COVID-19 Vaccine-Induced Subclinical Myopericarditis: Pathophysiology, Diagnosis, and Clinical Management
Main Article Content
Abstract
The currently approved COVID-19 mRNA boosters carry a warning for acute, clinically apparent, vaccine-induced myocarditis. This serious condition has resulted in hospitalization and, in well-documented cases, fatalities. However, there is growing concern that long-lasting synthetic mRNA and persistent production of SARS-CoV-2 Spike protein may accumulate in the heart and cause cardiotoxicity over time.
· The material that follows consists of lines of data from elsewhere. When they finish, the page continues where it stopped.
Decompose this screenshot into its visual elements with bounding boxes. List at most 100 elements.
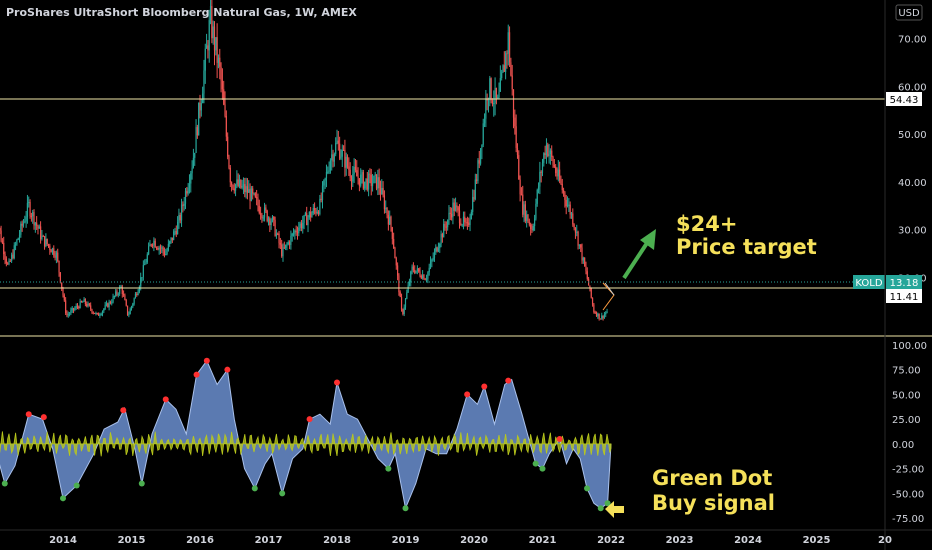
sell-signal-dot xyxy=(334,379,340,386)
candle-body xyxy=(200,102,202,111)
candle-body xyxy=(461,224,463,226)
candle-body xyxy=(41,235,43,239)
candle-body xyxy=(423,274,425,280)
candle-body xyxy=(350,177,353,182)
candle-body xyxy=(134,293,137,299)
candle-body xyxy=(125,300,127,306)
candle-body xyxy=(307,217,309,226)
candle-body xyxy=(605,312,607,315)
candle-body xyxy=(11,254,13,262)
sell-signal-dot xyxy=(162,396,169,403)
buy-signal-dot xyxy=(279,490,286,497)
level-tag-lower xyxy=(886,289,922,303)
candle-body xyxy=(154,240,156,248)
candle-body xyxy=(132,303,134,307)
candle-body xyxy=(122,294,125,296)
candle-body xyxy=(0,230,2,242)
candle-body xyxy=(590,287,592,298)
candle-body xyxy=(321,185,324,200)
candle-body xyxy=(33,212,35,226)
buy-signal-dot xyxy=(597,505,604,512)
candle-body xyxy=(32,212,34,217)
candle-body xyxy=(174,231,176,233)
candle-body xyxy=(265,207,267,211)
sell-signal-dot xyxy=(40,414,47,421)
candle-body xyxy=(66,313,68,316)
candle-body xyxy=(425,278,428,280)
candle-body xyxy=(38,226,40,229)
candle-body xyxy=(327,171,329,173)
buy-signal-dot xyxy=(251,485,258,492)
candle-body xyxy=(389,216,391,225)
candle-body xyxy=(454,205,457,211)
candle-body xyxy=(234,184,237,191)
candle-body xyxy=(199,102,201,111)
candle-body xyxy=(410,271,412,283)
candle-body xyxy=(3,242,5,255)
candle-body xyxy=(75,306,77,309)
candle-body xyxy=(136,293,138,296)
candle-body xyxy=(68,313,71,315)
candle-body xyxy=(213,26,216,51)
candle-body xyxy=(55,252,58,258)
candle-body xyxy=(105,303,108,306)
candle-body xyxy=(364,181,366,189)
candle-body xyxy=(594,312,596,314)
buy-signal-pointer xyxy=(605,501,624,518)
candle-body xyxy=(379,188,382,195)
candle-body xyxy=(302,222,304,229)
time-tick-label: 2023 xyxy=(666,535,694,546)
candle-body xyxy=(566,204,569,207)
candle-body xyxy=(582,257,584,261)
candle-body xyxy=(516,147,519,156)
sell-signal-dot xyxy=(203,357,210,364)
candle-body xyxy=(88,303,90,306)
candle-body xyxy=(290,235,292,245)
candle-body xyxy=(233,188,235,191)
price-tick-label: 60.00 xyxy=(898,82,927,93)
candle-body xyxy=(382,187,384,196)
candle-body xyxy=(342,149,345,151)
candle-body xyxy=(163,251,166,255)
candle-body xyxy=(403,307,405,314)
candle-body xyxy=(220,66,222,81)
candle-body xyxy=(306,213,308,226)
candle-body xyxy=(262,217,264,219)
candle-body xyxy=(352,174,354,182)
candle-body xyxy=(216,37,218,63)
candle-body xyxy=(261,214,263,219)
candle-body xyxy=(527,214,529,223)
oscillator-pane[interactable] xyxy=(0,357,612,512)
candle-body xyxy=(522,194,524,215)
candle-body xyxy=(495,87,497,98)
price-pane[interactable] xyxy=(0,0,608,321)
candle-body xyxy=(537,186,540,190)
candle-body xyxy=(391,227,393,239)
candle-body xyxy=(87,303,89,307)
candle-body xyxy=(249,189,251,201)
candle-body xyxy=(399,292,401,298)
candle-body xyxy=(107,303,109,308)
oscillator-axis[interactable]: -75.00 -50.00 -25.00 0.00 25.00 50.00 75.00 100… xyxy=(892,341,927,525)
candle-body xyxy=(466,222,469,224)
candle-body xyxy=(578,244,580,246)
currency-badge[interactable] xyxy=(895,4,923,21)
candle-body xyxy=(317,211,320,215)
candle-body xyxy=(180,204,183,221)
candle-body xyxy=(551,150,553,158)
candle-body xyxy=(419,271,421,277)
candle-body xyxy=(483,118,486,124)
candle-body xyxy=(258,205,260,214)
candle-body xyxy=(83,298,85,302)
time-axis[interactable]: 2014 2015 2016 2017 2018 2019 2020 2021 2022 2023… xyxy=(49,535,892,546)
candle-body xyxy=(282,247,284,257)
currency-label: USD xyxy=(898,8,920,19)
candle-body xyxy=(231,182,233,186)
candle-body xyxy=(58,260,60,273)
candle-body xyxy=(568,204,570,206)
candle-body xyxy=(91,309,93,313)
candle-body xyxy=(449,212,451,214)
candle-body xyxy=(598,313,600,319)
candle-body xyxy=(502,65,504,73)
candle-body xyxy=(533,218,536,227)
Additionally, subtler cardiovascular symptoms, which may not require immediate hospitalization, can also develop. Such symptoms include atypical or pleuritic chest pain, palpitations, intermittent arrhythmias, labile blood pressure with hyper- and hypotension and effort intolerance. Areas of inflammation found at autopsy too small to be detectable by cardiac magnetic resonance imaging have been associated with sudden death. Alarmingly, the initial presentation can include cardiac arrest with no premonitory symptoms. A thorough evaluation, including history of SARS-CoV-2 infections, the number and type of mRNA COVID-19 vaccines received, quantitative Spike protein antibody levels, ECG, imaging, and laboratory tests, form the cornerstone of initial assessment. Clinical and preclinical observations suggest combined oral administration of nattokinase, bromelain, and curcumin may support detoxification of the heart and cardiovascular system from Spike protein. The addition of colchicine and other targeted therapies may be essential in reducing myocardial and systemic vascular inflammation. These approaches hold promise to risk mitigation of sudden cardiac death in immunized individuals affected by subclinical COVID-19 vaccine induced myopericarditis.